1.    Il rapporto tra ‘regolazione’ e ‘mercato’
Quello della regolazione del mercato è un tema, oggigiorno, estremamente complesso da affrontare. Perché lo è, oggi, più di quanto non lo sia stato, per un lungo periodo, almeno in Europa, dopo la fine della seconda guerra mondiale?

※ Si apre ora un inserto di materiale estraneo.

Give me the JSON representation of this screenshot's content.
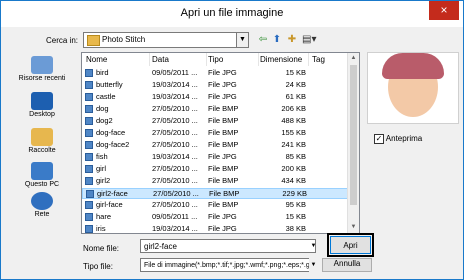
{
  "window": {
    "title": "Apri un file immagine",
    "close_glyph": "×"
  },
  "lookin": {
    "label": "Cerca in:",
    "value": "Photo Stitch"
  },
  "toolbar": {
    "back_icon": "back-arrow-icon",
    "up_icon": "up-folder-icon",
    "new_folder_icon": "new-folder-icon",
    "view_icon": "view-menu-icon"
  },
  "places": [
    {
      "label": "Risorse recenti",
      "icon": "recent-places-icon"
    },
    {
      "label": "Desktop",
      "icon": "desktop-icon"
    },
    {
      "label": "Raccolte",
      "icon": "libraries-icon"
    },
    {
      "label": "Questo PC",
      "icon": "computer-icon"
    },
    {
      "label": "Rete",
      "icon": "network-icon"
    }
  ],
  "columns": {
    "name": "Nome",
    "date": "Data",
    "type": "Tipo",
    "size": "Dimensione",
    "tag": "Tag"
  },
  "files": [
    {
      "name": "bird",
      "date": "09/05/2011 ...",
      "type": "File JPG",
      "size": "15 KB"
    },
    {
      "name": "butterfly",
      "date": "19/03/2014 ...",
      "type": "File JPG",
      "size": "24 KB"
    },
    {
      "name": "castle",
      "date": "19/03/2014 ...",
      "type": "File JPG",
      "size": "61 KB"
    },
    {
      "name": "dog",
      "date": "27/05/2010 ...",
      "type": "File BMP",
      "size": "206 KB"
    },
    {
      "name": "dog2",
      "date": "27/05/2010 ...",
      "type": "File BMP",
      "size": "488 KB"
    },
    {
      "name": "dog-face",
      "date": "27/05/2010 ...",
      "type": "File BMP",
      "size": "155 KB"
    },
    {
      "name": "dog-face2",
      "date": "27/05/2010 ...",
      "type": "File BMP",
      "size": "241 KB"
    },
    {
      "name": "fish",
      "date": "19/03/2014 ...",
      "type": "File JPG",
      "size": "85 KB"
    },
    {
      "name": "girl",
      "date": "27/05/2010 ...",
      "type": "File BMP",
      "size": "200 KB"
    },
    {
      "name": "girl2",
      "date": "27/05/2010 ...",
      "type": "File BMP",
      "size": "434 KB"
    },
    {
      "name": "girl2-face",
      "date": "27/05/2010 ...",
      "type": "File BMP",
      "size": "229 KB",
      "selected": true
    },
    {
      "name": "girl-face",
      "date": "27/05/2010 ...",
      "type": "File BMP",
      "size": "95 KB"
    },
    {
      "name": "hare",
      "date": "09/05/2011 ...",
      "type": "File JPG",
      "size": "15 KB"
    },
    {
      "name": "iris",
      "date": "19/03/2014 ...",
      "type": "File JPG",
      "size": "38 KB"
    }
  ],
  "preview": {
    "checkbox_label": "Anteprima",
    "checked": true,
    "check_glyph": "✓"
  },
  "filename": {
    "label": "Nome file:",
    "value": "girl2-face"
  },
  "filetype": {
    "label": "Tipo file:",
    "value": "File di immagine(*.bmp;*.tif;*.jpg;*.wmf;*.png;*.eps;*.gif"
  },
  "buttons": {
    "open": "Apri",
    "cancel": "Annulla"
  }
}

Il significato che i due termini, ‘regolazione’ e ‘mercato’, hanno assunto nel tempo è molto diverso rispetto a quello che li aveva identificati in quella circoscritta fase temporale. La regolazione, oggi, non è una funzione ‘essenzialmente’ giuridica a differenza di quanto, invece, non avvenisse in passato, almeno nei sistemi ad economia mista o a ‘Stato interventista’. E il mercato non è soltanto quello che Einaudi rappresentava nelle lezioni di politica sociale[1]. Con il termine mercato non ci riferiamo più soltanto al luogo, fisico o virtuale che sia[2], nel quale prendono forma le transazioni economiche, ma ad un principio generale di regolazione economica in cui i fattori della produzione (terra, capitale e lavoro) sono intesi giuridicamente come merci[3] e i bisogni sociali come ‘diritti condizionati’. Dunque, nel rapporto tra mercato e diritto, il primo, se mai lo sia stato, non è più subalterno al secondo. La subalternità viene meno con la trasformazione della concezione giuridica della regolazione. La regolazione non è più concepita, soltanto, come ‘regolazione amministrativa’[4] ma anche, amplius, come forma giuridica di tutela del principio di libera concorrenza e garanzia del mercato[5].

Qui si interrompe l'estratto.